Deux ouvriers d’une société de travaux ont été mis en examen et placés sous contrôle judiciaire mais laissés libres, jeudi 16 juillet, pour « destruction involontaire par incendie (…) par manquement à une obligation de sécurité ou de prudence », a annoncé la procureure de Fontainebleau, Diane Ngomsik, à l’Agence France-Presse, vendredi 17 juillet. Le gérant de la société a, lui, été placé sous le statut de témoin assisté, a ajouté la magistrate.

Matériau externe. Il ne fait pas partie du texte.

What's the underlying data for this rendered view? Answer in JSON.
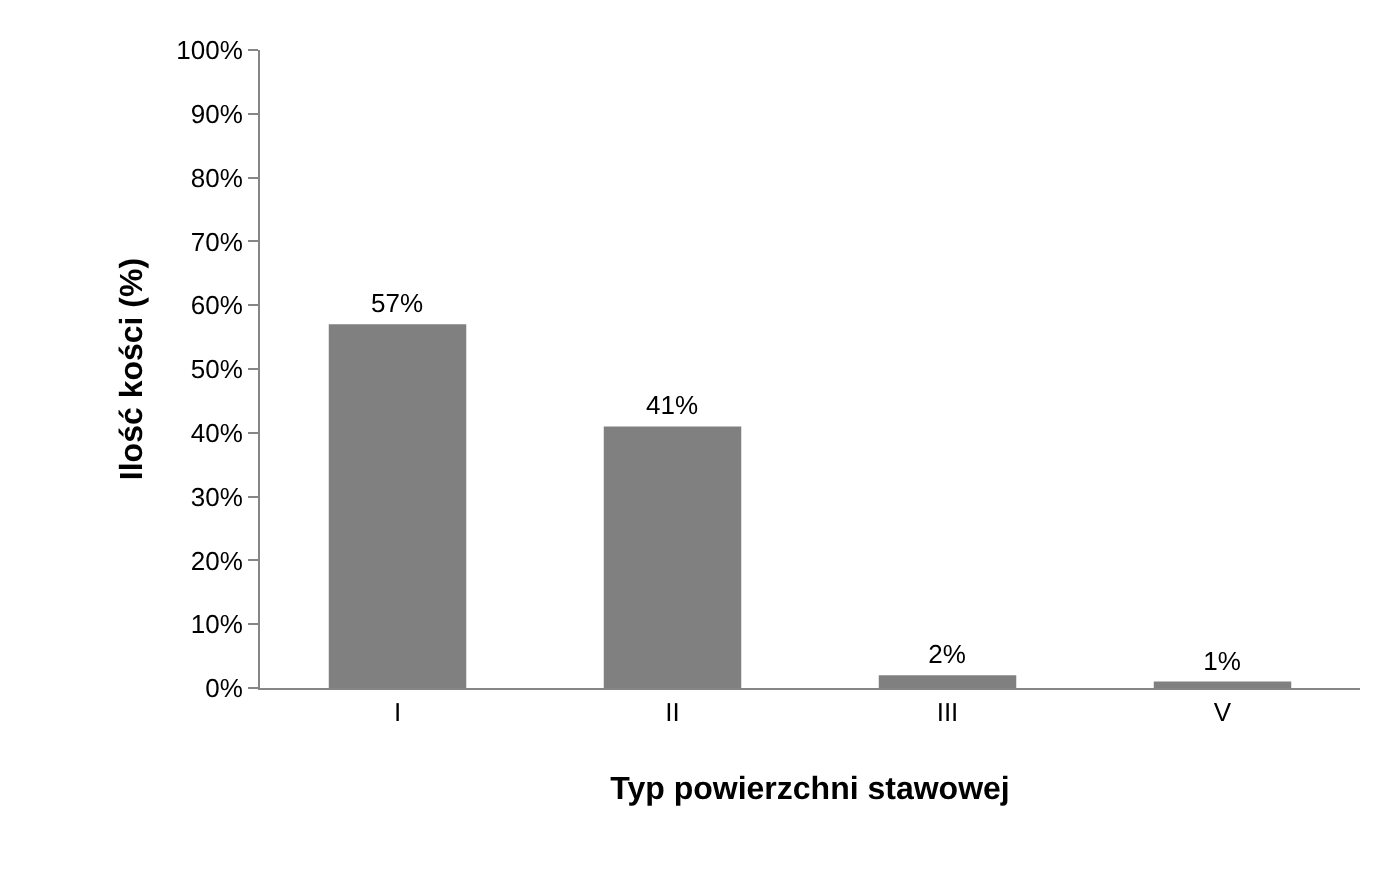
{
  "chart_data": {
    "type": "bar",
    "xlabel": "Typ powierzchni stawowej",
    "ylabel": "Ilość kości (%)",
    "categories": [
      "I",
      "II",
      "III",
      "V"
    ],
    "values": [
      57,
      41,
      2,
      1
    ],
    "value_labels": [
      "57%",
      "41%",
      "2%",
      "1%"
    ],
    "color": "#808080",
    "ylim": [
      0,
      100
    ],
    "yticks": [
      {
        "value": 0,
        "label": "0%"
      },
      {
        "value": 10,
        "label": "10%"
      },
      {
        "value": 20,
        "label": "20%"
      },
      {
        "value": 30,
        "label": "30%"
      },
      {
        "value": 40,
        "label": "40%"
      },
      {
        "value": 50,
        "label": "50%"
      },
      {
        "value": 60,
        "label": "60%"
      },
      {
        "value": 70,
        "label": "70%"
      },
      {
        "value": 80,
        "label": "80%"
      },
      {
        "value": 90,
        "label": "90%"
      },
      {
        "value": 100,
        "label": "100%"
      }
    ],
    "grid": false,
    "legend": false
  }
}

Ce sont des travaux de réparation d’une glissière de l’autoroute et l’étincelle d’une disqueuse qui auraient mis le feu à la végétation puis à la forêt jouxtant l’A6, a expliqué Mme Ngomsik. L’incendie s’était rapidement propagé du bord de l’A6 à la forêt.

Au total, les incendies ont ravagé près de 2 200 hectares de cette forêt renommée. Si le feu est « fixé » depuis mardi soir, il n’est pas éteint, et les sapeurs pompiers, qui sont encore entre 850 et 1 000, se concentrent sur « les réactivations de points chauds, notamment en lisière des maisons », a déclaré le colonel Olivier Compta, commandant des opérations de secours à Noisy-sur-Ecole (Seine-et-Marne) dans un message à la presse. Ces « réactivations » sont « essentiellement liées au vent, qui s’est levé depuis 15 heures », a-t-il précisé.